The impact of using propagated contours for automatic replanning on CBCTs for H&N radiotherapy
David Nash,
United Kingdom
PD-0406
Abstract
The impact of using propagated contours for automatic replanning on CBCTs for H&N radiotherapy
Authors: David Nash1, Alan McWilliam2, Antony L Palmer1, Eliana Vasquez Osorio3
1Portsmouth Hospitals University NHS Trust, Medical Physics, Portsmouth, United Kingdom; 2University of Manchester, Division of Cancer Sciences , Manchester, United Kingdom; 3University of Manchester, Division of Cancer Sciences, Manchester, United Kingdom
Show Affiliations
Hide Affiliations
Purpose or Objective
Adaptive
radiotherapy requires rapid recontouring for replanning or assessment of need
to replan. Studies have reported the geometric accuracy of propagated contours,
but no studies have looked at the dosimetric implications of using these
contours for replanning. In this work, propagated contours from 5 software applications
were used to reoptimize head and neck (HN) radiotherapy plans on treatment CBCT images.
Material and Methods
Radiotherapy treatment plans for ten randomly selected HN patients,
using 65.1/54 Gy to PTV1/PTV2 in 30 fractions, were created in RayStation
(RayStation Labs, Sweden). Planning contours for the spinal cord (SC),
brainstem (BS), parotids and larynx contours were propagated to five CBCTs
(equally spaced during treatment) which underwent a shading correction¹.
Contours were propagated using 5 commercially available systems: Pinnacle
(Philips, NL), Mirada (Mirada Medical Systems, UK), ProSoma (Medcom, FR),
RayStation and ADMIRE (Elekta, UK). Two gold standard contours were created: manual
and consensus from all propagated contours (STAPLE). PTVs were derived from
rigidly propagated CTVs.
Plans based on each CBCT for all propagated contours (n=5
sets) were optimised on RayStation via the scripting interface. DVH parameters for
each replan, using the gold standard contours, were extracted. Differences
between the DVH parameters of the plans optimised using propagated contours and
the plans optimised using the gold standard contours were assessed using Wilcoxon
sign rank test. For reporting, parotids were split into spared and treated depending
on whether the planned average dose was <26 Gy. To assess for plan complexity,
the modulation complexity score (MCS)² and the plan MU for the
replans were extracted.
Results
A
total of 350 replans were generated (10 patients, 7 contour sets, 5 CBCTs). Median
DVH differences were maximum 0.4 Gy (table 1, fig 1), with maximum DVH
difference outliers up to 7.3 Gy – possibly due to dose gradients. The median
MU (fig 2a) for the original plans was 467.4 MU and 555.3 MU for the replans
(p<0.01) whilst the MCS (fig 2b) was 0.127 and 0.119 (p=0.26) – indicating a
slight increase in complexity.
Table 1. Median DVH parameter differences (Gy), D1cc for SC, BS and their PRVs, mean doses for parotid and larynx. * indicates statistically significant differences (p<0.05)

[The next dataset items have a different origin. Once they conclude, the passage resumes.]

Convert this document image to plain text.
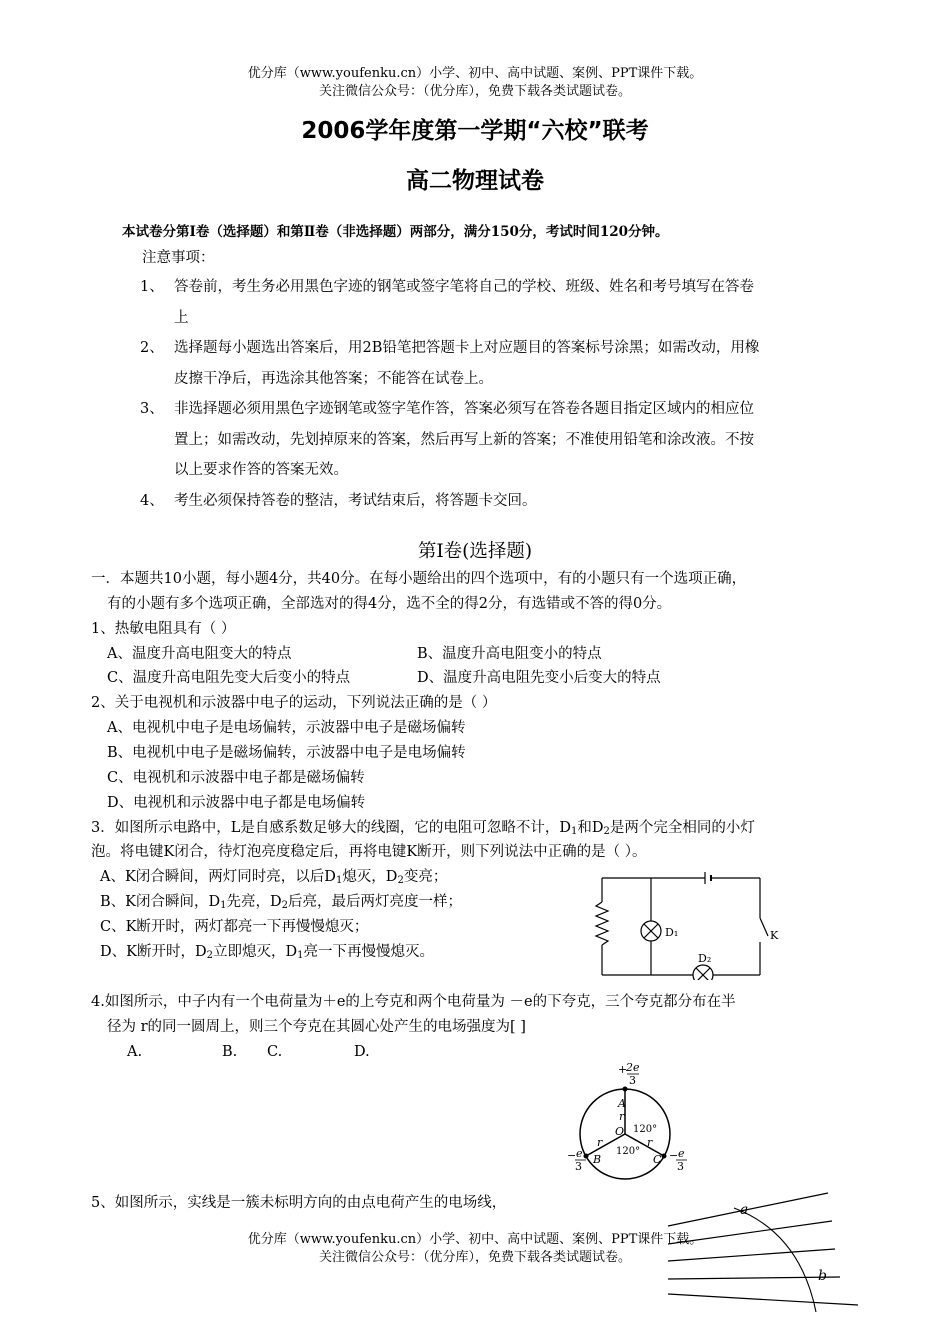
优分库（www.youfenku.cn）小学、初中、高中试题、案例、PPT课件下载。
关注微信公众号：（优分库），免费下载各类试题试卷。
2006学年度第一学期“六校”联考
高二物理试卷
本试卷分第Ⅰ卷（选择题）和第Ⅱ卷（非选择题）两部分，满分150分，考试时间120分钟。
注意事项：
1、 答卷前，考生务必用黑色字迹的钢笔或签字笔将自己的学校、班级、姓名和考号填写在答卷
上
2、 选择题每小题选出答案后，用2B铅笔把答题卡上对应题目的答案标号涂黑；如需改动，用橡
皮擦干净后，再选涂其他答案；不能答在试卷上。
3、 非选择题必须用黑色字迹钢笔或签字笔作答，答案必须写在答卷各题目指定区域内的相应位
置上；如需改动，先划掉原来的答案，然后再写上新的答案；不准使用铅笔和涂改液。不按
以上要求作答的答案无效。
4、 考生必须保持答卷的整洁，考试结束后，将答题卡交回。
第Ⅰ卷(选择题)
一．本题共10小题，每小题4分，共40分。在每小题给出的四个选项中，有的小题只有一个选项正确，
有的小题有多个选项正确，全部选对的得4分，选不全的得2分，有选错或不答的得0分。
1、热敏电阻具有（ ）
A、温度升高电阻变大的特点	B、温度升高电阻变小的特点
C、温度升高电阻先变大后变小的特点	D、温度升高电阻先变小后变大的特点
2、关于电视机和示波器中电子的运动，下列说法正确的是（ ）
A、电视机中电子是电场偏转，示波器中电子是磁场偏转
B、电视机中电子是磁场偏转，示波器中电子是电场偏转
C、电视机和示波器中电子都是磁场偏转
D、电视机和示波器中电子都是电场偏转
3．如图所示电路中，L是自感系数足够大的线圈，它的电阻可忽略不计，$D_1$和$D_2$是两个完全相同的小灯
泡。将电键K闭合，待灯泡亮度稳定后，再将电键K断开，则下列说法中正确的是（ ）。
A、K闭合瞬间，两灯同时亮，以后$D_1$熄灭，$D_2$变亮；
B、K闭合瞬间，$D_1$先亮，$D_2$后亮，最后两灯亮度一样；
C、K断开时，两灯都亮一下再慢慢熄灭；
D、K断开时，$D_2$立即熄灭，$D_1$亮一下再慢慢熄灭。
D₁
D₂
K
4.如图所示，中子内有一个电荷量为＋e的上夸克和两个电荷量为 －e的下夸克，三个夸克都分布在半
径为 r的同一圆周上，则三个夸克在其圆心处产生的电场强度为[ ]
A.	B. C.	D.
+
2e
3
A
O
r
r	r
B	C
− e
3
− e
3
120°
120°
5、如图所示，实线是一簇未标明方向的由点电荷产生的电场线，	a
b
优分库（www.youfenku.cn）小学、初中、高中试题、案例、PPT课件下载。
关注微信公众号：（优分库），免费下载各类试题试卷。
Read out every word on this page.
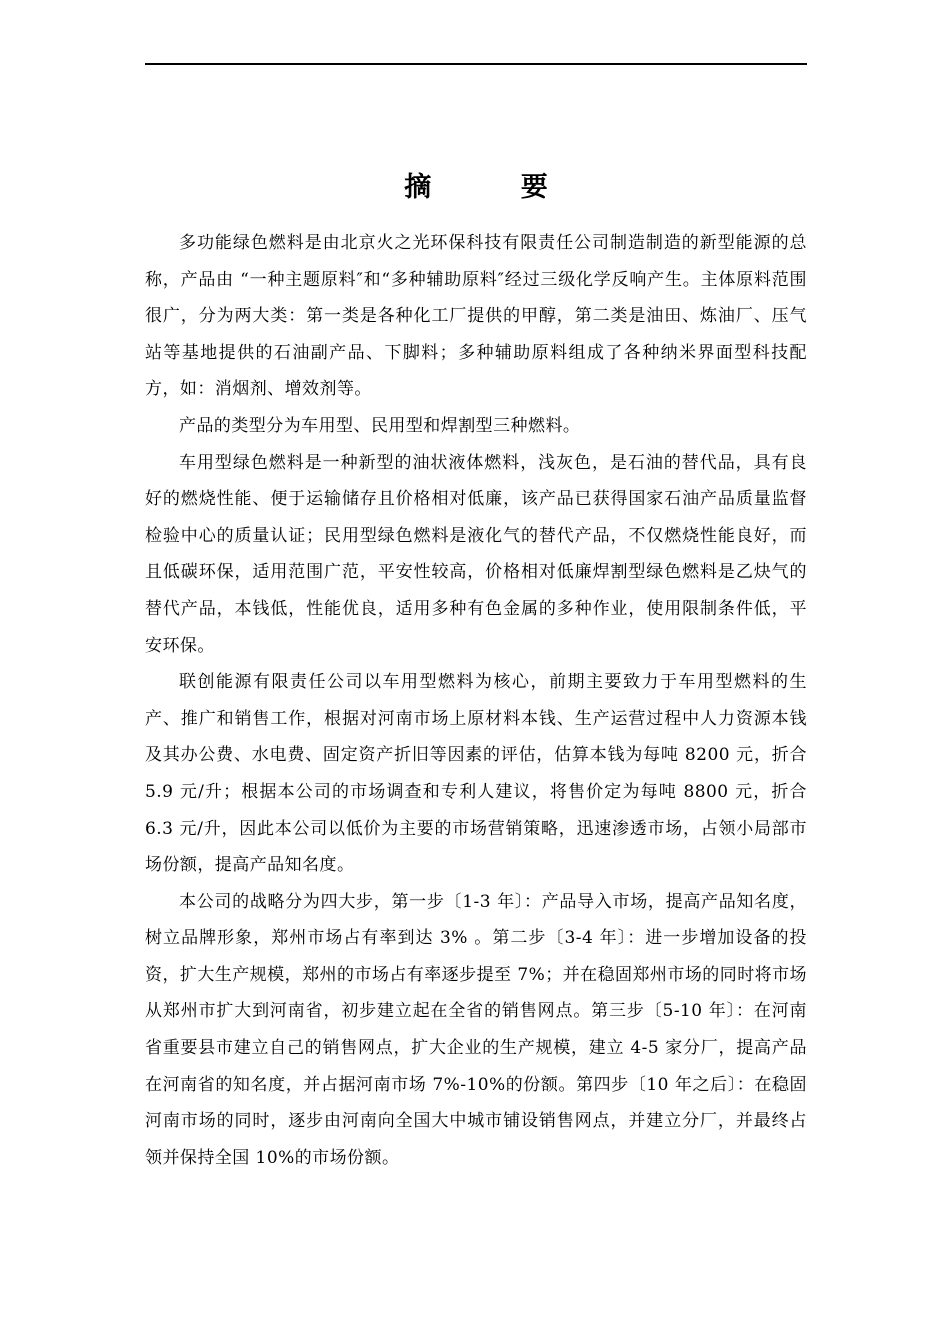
摘 要

多功能绿色燃料是由北京火之光环保科技有限责任公司制造制造的新型能源的总称，产品由 “一种主题原料″和“多种辅助原料″经过三级化学反响产生。主体原料范围很广，分为两大类：第一类是各种化工厂提供的甲醇，第二类是油田、炼油厂、压气站等基地提供的石油副产品、下脚料；多种辅助原料组成了各种纳米界面型科技配方，如：消烟剂、增效剂等。

产品的类型分为车用型、民用型和焊割型三种燃料。

车用型绿色燃料是一种新型的油状液体燃料，浅灰色，是石油的替代品，具有良好的燃烧性能、便于运输储存且价格相对低廉，该产品已获得国家石油产品质量监督检验中心的质量认证；民用型绿色燃料是液化气的替代产品，不仅燃烧性能良好，而且低碳环保，适用范围广范，平安性较高，价格相对低廉焊割型绿色燃料是乙炔气的替代产品，本钱低，性能优良，适用多种有色金属的多种作业，使用限制条件低，平安环保。

联创能源有限责任公司以车用型燃料为核心，前期主要致力于车用型燃料的生产、推广和销售工作，根据对河南市场上原材料本钱、生产运营过程中人力资源本钱及其办公费、水电费、固定资产折旧等因素的评估，估算本钱为每吨 8200 元，折合 5.9 元/升；根据本公司的市场调查和专利人建议，将售价定为每吨 8800 元，折合 6.3 元/升，因此本公司以低价为主要的市场营销策略，迅速渗透市场，占领小局部市场份额，提高产品知名度。

本公司的战略分为四大步，第一步〔1-3 年〕：产品导入市场，提高产品知名度，树立品牌形象，郑州市场占有率到达 3% 。第二步〔3-4 年〕：进一步增加设备的投资，扩大生产规模，郑州的市场占有率逐步提至 7%；并在稳固郑州市场的同时将市场从郑州市扩大到河南省，初步建立起在全省的销售网点。第三步〔5-10 年〕：在河南省重要县市建立自己的销售网点，扩大企业的生产规模，建立 4-5 家分厂，提高产品在河南省的知名度，并占据河南市场 7%-10%的份额。第四步〔10 年之后〕：在稳固河南市场的同时，逐步由河南向全国大中城市铺设销售网点，并建立分厂，并最终占领并保持全国 10%的市场份额。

Organ | SC | BS | SC PRV | BS PRV | Spared parotid | Treated parotid | Larynx |
Manual | 0.37* | 0.03 | 0.37* | 0.36* | 0.40* | -0.04 | -0.05 |
STAPLE | 0.04 | -0.02 | 0.10 | -0.03 | 0.05 | 0.02 | -0.02 |
Conclusion
In our patient group, most propagated contours were able
to produce a plan close to the gold standard. Contour correction would be
recommended in high dose and high dose gradient organs. The replans calculated
in this study have an increased complexity, so deliverability should be further
assessed. Further work on patients with large changes is required to evaluate
the generalisability of our conclusions.
¹Marchant, T.E. et al., Phys Med Biol, 2008, ²McGarry, C.K. et al, Br J Radiol, 2015.